Haemophilia provides an attractive model for correction by gene therapy, and several clinical trials in both haemophilia A and B are already underway. The basic principle involves gene transfer using viral vectors. The first study involved eight patients with haemophilia B who received an intramuscular injection of a transfected adeno-associated viral vector. A favourable but transient effect on plasma levels, paralleled by a reduction in concentrate requirement, was reported in three of the subjects. The use of viral vectors was circumvented in another study, in which fibroblasts from six patients with haemophilia were cultured ex vivo and transfected with Factor VIII DNA. The autologous fibroblasts were then reimplanted in the omentum at laparoscopy, and detectable levels of Factor VIII in the range of 0.2–4% were observed in three subjects.

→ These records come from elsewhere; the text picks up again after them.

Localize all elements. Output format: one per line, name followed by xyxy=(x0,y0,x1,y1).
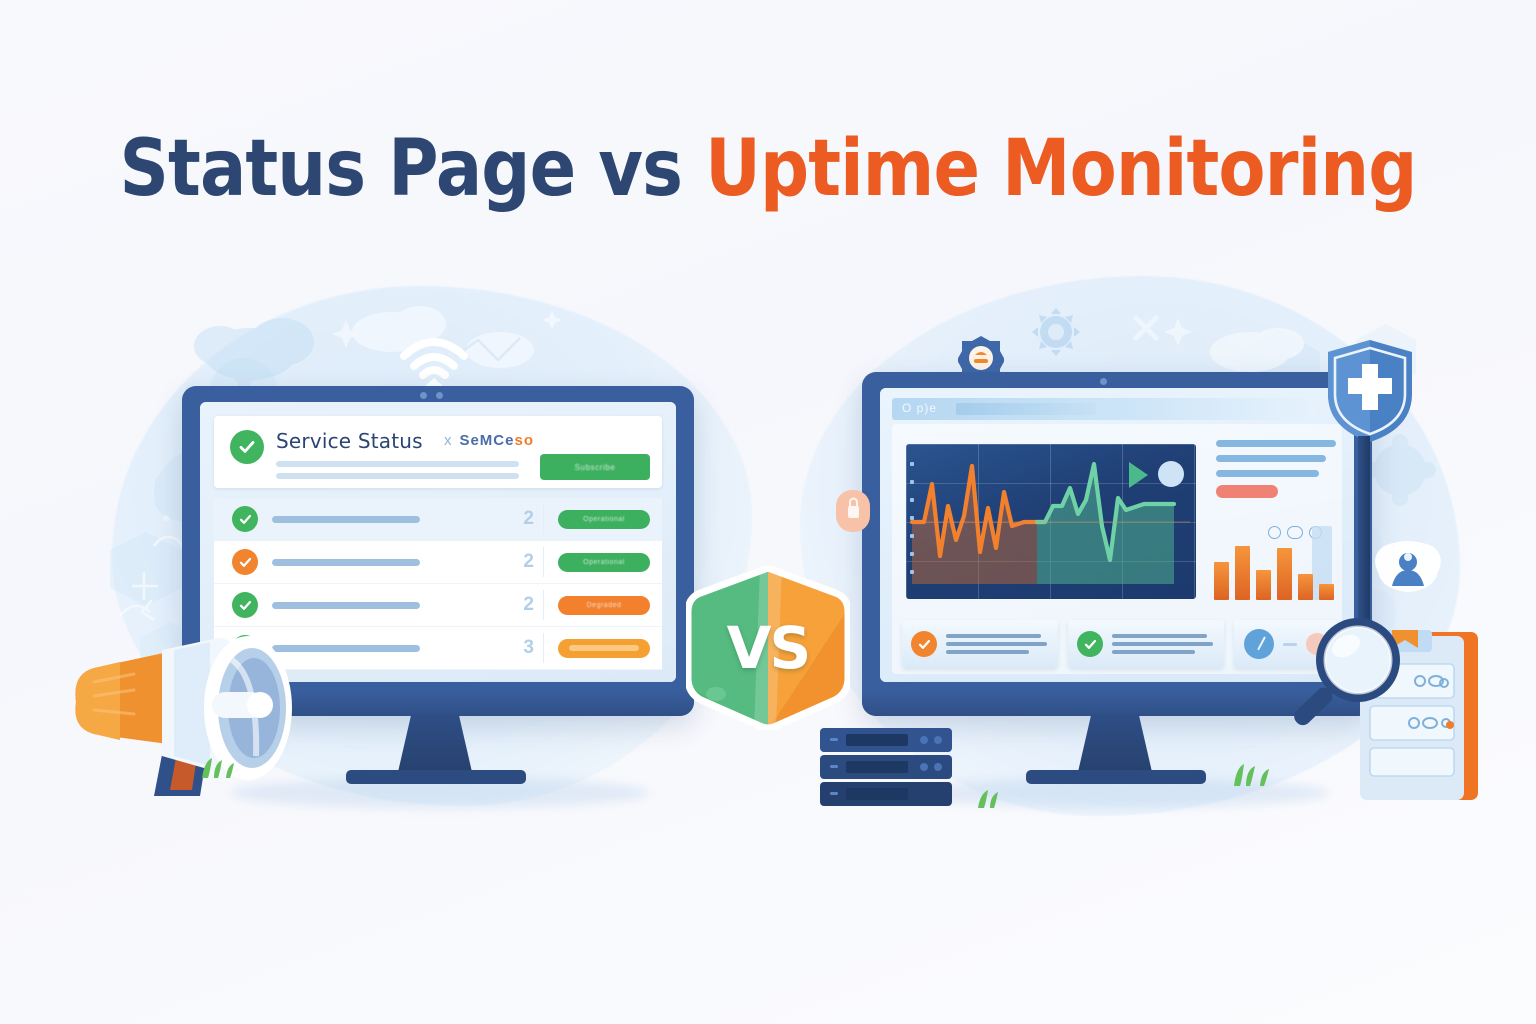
page-title-dark: Status Page vs xyxy=(119,124,705,214)
bar xyxy=(1298,574,1313,600)
status-badge-label: Operational xyxy=(583,559,625,566)
side-alert-chip xyxy=(1216,485,1278,498)
brand-name: SeMCe xyxy=(459,432,514,449)
brand-logo-text: xSeMCeso xyxy=(444,432,534,449)
play-marker-icon xyxy=(1129,462,1148,488)
stat-card-lines xyxy=(946,634,1049,654)
row-label-placeholder xyxy=(272,516,420,523)
row-label-placeholder xyxy=(272,602,420,609)
status-badge-label: Degraded xyxy=(587,602,622,609)
monitor-stand-base xyxy=(346,770,526,784)
table-row[interactable]: 2 Operational xyxy=(214,541,662,584)
bar-chart xyxy=(1214,538,1338,600)
gear-icon xyxy=(1028,304,1084,360)
status-page-title: Service Status xyxy=(276,429,423,453)
lock-chip-icon xyxy=(836,490,870,532)
check-circle-orange-icon xyxy=(911,631,937,657)
check-circle-orange-icon xyxy=(232,549,258,575)
side-line xyxy=(1216,440,1336,447)
brand-x-mark: x xyxy=(444,432,453,449)
stat-card-lines xyxy=(1112,634,1215,654)
webcam-dot xyxy=(420,392,427,399)
status-badge-inner xyxy=(569,645,639,651)
status-badge xyxy=(558,639,650,658)
bar xyxy=(1319,584,1334,600)
user-chip-icon xyxy=(1372,540,1444,598)
status-page-header: Service Status xSeMCeso Subscribe xyxy=(214,416,662,488)
subscribe-button[interactable]: Subscribe xyxy=(540,454,650,480)
side-line xyxy=(1216,470,1319,477)
page-title-accent: Uptime Monitoring xyxy=(705,124,1416,214)
cross-icon xyxy=(1128,312,1162,346)
table-row[interactable]: 2 Operational xyxy=(214,498,662,541)
chart-series xyxy=(906,444,1196,599)
row-count: 2 xyxy=(523,551,534,573)
megaphone-icon xyxy=(62,630,327,805)
page-title: Status Page vs Uptime Monitoring xyxy=(92,126,1444,212)
header-placeholder-line-1 xyxy=(276,461,519,467)
magnifier-icon xyxy=(1288,614,1408,740)
check-circle-green-icon xyxy=(1077,631,1103,657)
check-circle-green-icon xyxy=(232,506,258,532)
row-divider xyxy=(543,504,544,534)
bar xyxy=(1235,546,1250,600)
row-count: 2 xyxy=(523,508,534,530)
row-label-placeholder xyxy=(272,559,420,566)
bar xyxy=(1214,562,1229,600)
vs-badge-label: VS xyxy=(686,566,850,730)
shield-pole xyxy=(1358,436,1370,636)
check-circle-green-icon xyxy=(232,592,258,618)
table-row[interactable]: 2 Degraded xyxy=(214,584,662,627)
row-divider xyxy=(543,547,544,577)
vs-badge: VS xyxy=(686,566,850,730)
status-badge: Degraded xyxy=(558,596,650,615)
brand-tail: so xyxy=(514,432,534,449)
wifi-icon xyxy=(396,334,472,390)
grass-decor xyxy=(196,756,240,774)
stat-card-row xyxy=(902,620,1338,668)
uptime-chart xyxy=(906,444,1196,599)
dashboard-side-panel xyxy=(1216,440,1336,498)
grass-decor xyxy=(1228,762,1278,780)
header-placeholder-line-2 xyxy=(276,473,519,479)
led-dot xyxy=(436,392,443,399)
status-badge-label: Operational xyxy=(583,516,625,523)
bar xyxy=(1277,548,1292,600)
bar xyxy=(1256,570,1271,600)
gauge-icon xyxy=(1244,629,1274,659)
chart-orb-marker xyxy=(1158,461,1184,487)
side-line xyxy=(1216,455,1326,462)
monitor-stand-base xyxy=(1026,770,1206,784)
dashboard-topbar-label: O p)e xyxy=(902,401,937,415)
status-badge: Operational xyxy=(558,510,650,529)
stat-card[interactable] xyxy=(902,620,1058,668)
webcam-dot xyxy=(1100,378,1107,385)
subscribe-button-label: Subscribe xyxy=(575,463,616,472)
row-divider xyxy=(543,590,544,620)
dashboard-topbar-placeholder xyxy=(956,403,1096,415)
illustration-canvas: Service Status xSeMCeso Subscribe 2 xyxy=(0,0,1536,1024)
grass-decor xyxy=(972,788,1016,806)
status-badge: Operational xyxy=(558,553,650,572)
row-divider xyxy=(543,633,544,663)
monitor-screen-right: O p)e xyxy=(880,388,1354,682)
row-count: 3 xyxy=(523,637,534,659)
dashboard-topbar: O p)e xyxy=(892,398,1314,420)
shield-cross-icon xyxy=(1322,336,1418,446)
check-circle-green-icon xyxy=(230,430,264,464)
row-count: 2 xyxy=(523,594,534,616)
server-stack-icon xyxy=(816,726,976,812)
stat-card[interactable] xyxy=(1068,620,1224,668)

While gene therapy undoubtedly offers the prospect of a true cure for haemophilia, it is clear that much work still remains to be done, and it probably will not be a realistic option for at least another 20 years.
It is clear that much has been achieved with regard to the treatment of haemophilia in the last few decades, but equally the prospect of a true cure for this disorder remains elusive. Perhaps the current position is best summed in words borrowed from Sir Winston Churchill: “Now this is not the end. It is not even the beginning of the end. But it is, perhaps, the end of the beginning.”